Faudrait vraiment qu'il pense à la jeter.
En parlant de penser, il n'arrêtait pas de le faire depuis ce qui lui semblait être une éternité.

La lune était haute et pleine dehors, il s'était résigné à arrêter de compter les minutes.
Ce n'était pas moins douloureux de fermer les yeux et de compter les secondes, pour se rendre compte que l'horloge affichait encore et toujours la même heure.

Il avait peur, là allongé sur ce canapé où Tom passait la plupart de son temps.
L'angoisse dessinait des larmes au coin de ses orbites.
Il ne pouvait rien faire à part attendre.

Pourtant, il savait qu'il n'arrivera rien.
Il n'arrivait jamais rien.
Mais, c'était plus fort que lui.

Quand Tom avait eut ce boulot en tant que compositeur, Tord avait partagé sa joie. Il l'avait même écouter pendant des heures alors qu'il lui racontait ses journées. Qu'elles soient passionnantes ou pas.
Puis, Tom s'était mis à travailler de nuit.
Faisant des heures supplémentaires pour terminer chacun des morceaux qui lui avaient été demandés.
Tord savait que son brun aimait tellement son boulot qu'il ne remarquait jamais l'heure tardive à laquelle il rentrait.
Alors, il ne disait rien et l'encourageait.

Puis, au bout d'un moment, une angoisse sourde est née dans son cœur.
L'angoisse de finir par perdre Tom.

Ils avaient leurs habitudes à eux.
De loin, on avait l'impression que leur couple était le fruit de la routine.
Leurs "Je t'aime" devenaient parfois mécaniques, automatiques.
Un simple réflexe.

Au fond, Tord avait toujours eut un côté sensible qui attendrissait Tom sous ses airs de brute.
Ils s'aimaient énormément, beaucoup trop.
Tord le savait bien, mais c'était juste impossible pour lui d'avoir l'esprit tranquille.

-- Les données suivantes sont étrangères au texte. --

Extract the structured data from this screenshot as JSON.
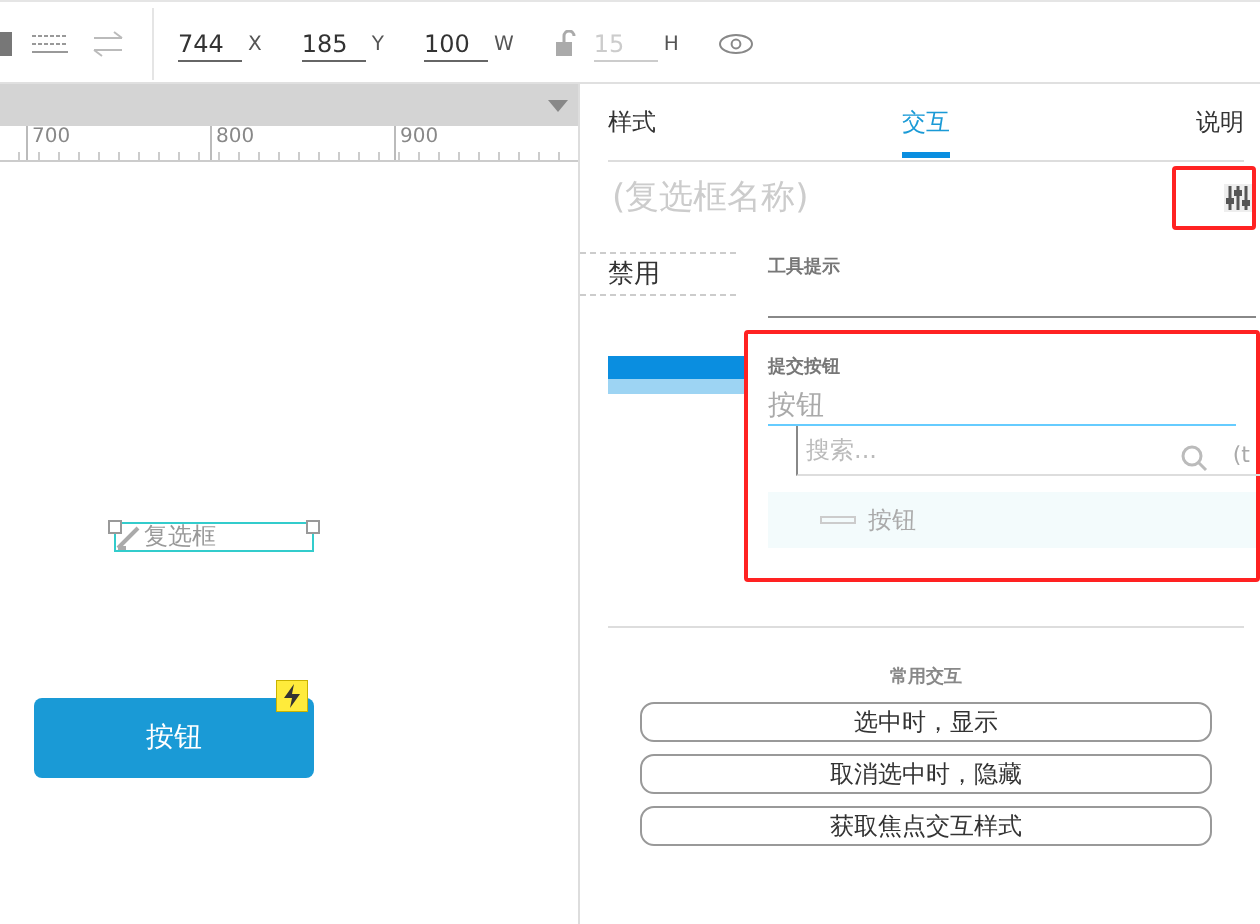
{
  "toolbar": {
    "fields": [
      {
        "value": "744",
        "label": "X",
        "disabled": false
      },
      {
        "value": "185",
        "label": "Y",
        "disabled": false
      },
      {
        "value": "100",
        "label": "W",
        "disabled": false
      },
      {
        "value": "15",
        "label": "H",
        "disabled": true
      }
    ]
  },
  "ruler": {
    "ticks": [
      "700",
      "800",
      "900"
    ]
  },
  "canvas": {
    "checkbox": {
      "label": "复选框"
    },
    "button": {
      "label": "按钮"
    }
  },
  "panel": {
    "tabs": [
      {
        "label": "样式",
        "selected": false
      },
      {
        "label": "交互",
        "selected": true
      },
      {
        "label": "说明",
        "selected": false
      }
    ],
    "name_field": {
      "placeholder": "(复选框名称)"
    },
    "disabled_menu": {
      "label": "禁用"
    },
    "tooltip": {
      "label": "工具提示"
    },
    "submit": {
      "label": "提交按钮",
      "value": "按钮",
      "search_placeholder": "搜索...",
      "hint": "(t",
      "options": [
        {
          "label": "按钮",
          "selected": true
        }
      ]
    },
    "common": {
      "title": "常用交互",
      "buttons": [
        "选中时，显示",
        "取消选中时，隐藏",
        "获取焦点交互样式"
      ]
    }
  }
}
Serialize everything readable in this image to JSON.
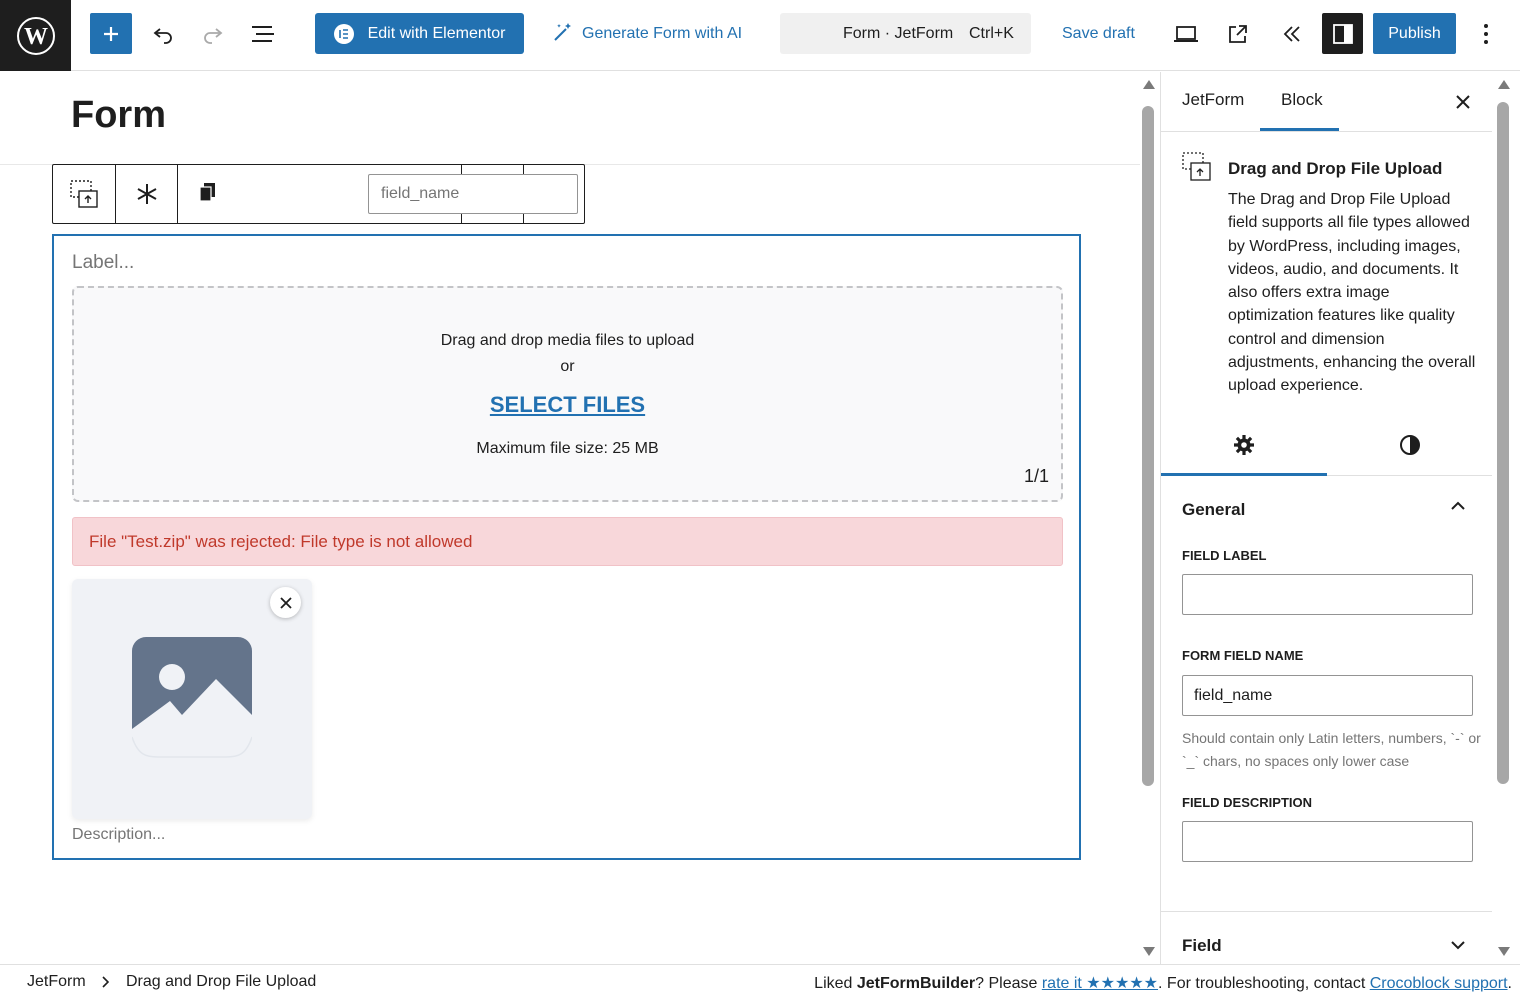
{
  "topbar": {
    "elementor_label": "Edit with Elementor",
    "ai_label": "Generate Form with AI",
    "command_title": "Form · JetForm",
    "command_shortcut": "Ctrl+K",
    "save_draft": "Save draft",
    "publish": "Publish"
  },
  "editor": {
    "page_title": "Form",
    "toolbar_field_value": "field_name",
    "label_placeholder": "Label...",
    "dropzone_text": "Drag and drop media files to upload",
    "dropzone_or": "or",
    "select_files": "SELECT FILES",
    "max_size": "Maximum file size: 25 MB",
    "counter": "1/1",
    "error": "File \"Test.zip\" was rejected: File type is not allowed",
    "description_placeholder": "Description..."
  },
  "sidebar": {
    "tabs": [
      "JetForm",
      "Block"
    ],
    "active_tab": "Block",
    "block_title": "Drag and Drop File Upload",
    "block_description": "The Drag and Drop File Upload field supports all file types allowed by WordPress, including images, videos, audio, and documents. It also offers extra image optimization features like quality control and dimension adjustments, enhancing the overall upload experience.",
    "general_heading": "General",
    "field_label_label": "FIELD LABEL",
    "field_label_value": "",
    "field_name_label": "FORM FIELD NAME",
    "field_name_value": "field_name",
    "field_name_help": "Should contain only Latin letters, numbers, `-` or `_` chars, no spaces only lower case",
    "field_desc_label": "FIELD DESCRIPTION",
    "field_desc_value": "",
    "field_heading": "Field"
  },
  "footer": {
    "crumbs": [
      "JetForm",
      "Drag and Drop File Upload"
    ],
    "note_prefix": "Liked ",
    "note_brand": "JetFormBuilder",
    "note_mid": "? Please ",
    "rate_link": "rate it ★★★★★",
    "note_mid2": ". For troubleshooting, contact ",
    "support_link": "Crocoblock support",
    "note_end": "."
  },
  "colors": {
    "accent": "#2271b1",
    "error_bg": "#f8d7da",
    "error_text": "#c0392b",
    "dark": "#1e1e1e"
  }
}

Il s'imaginait des trucs incroyables.
Des raisons pour lesquelles Tom ne rentrerait pas.
D'abord des accidents, puis des images teintés de sang.
Et enfin, cette fille.

Cette fille qui détournera son homme de lui.
Il la traçait dans sa tête comme une douce torture pour son âme.
Elle s'appelait Sarah, elle était chanteuse.
Il se l'imaginait brune comme lui, une nuance plus clair et les yeux gris.
Elle avait du talent, Tom serait subjugué par ses courbes qu'il pensait parfaite.

Puis, lui, il finira pas l'oublier.
Parce que "Sarah" sera mieux que lui.

- Arhg...

Heureusement, le cliquetis discret de la serrure finit par retentir dans ses conduits auditifs.
La sonorité de la délivrance.
Il quitta enfin ses pensées sombres.

Tom vint le prendre dans ses bras, sans un mot.
Sachant pertinemment qu'ils n'avaient pas besoin de mots.

Heureusement, Sarah ne s'était pointée ce soir.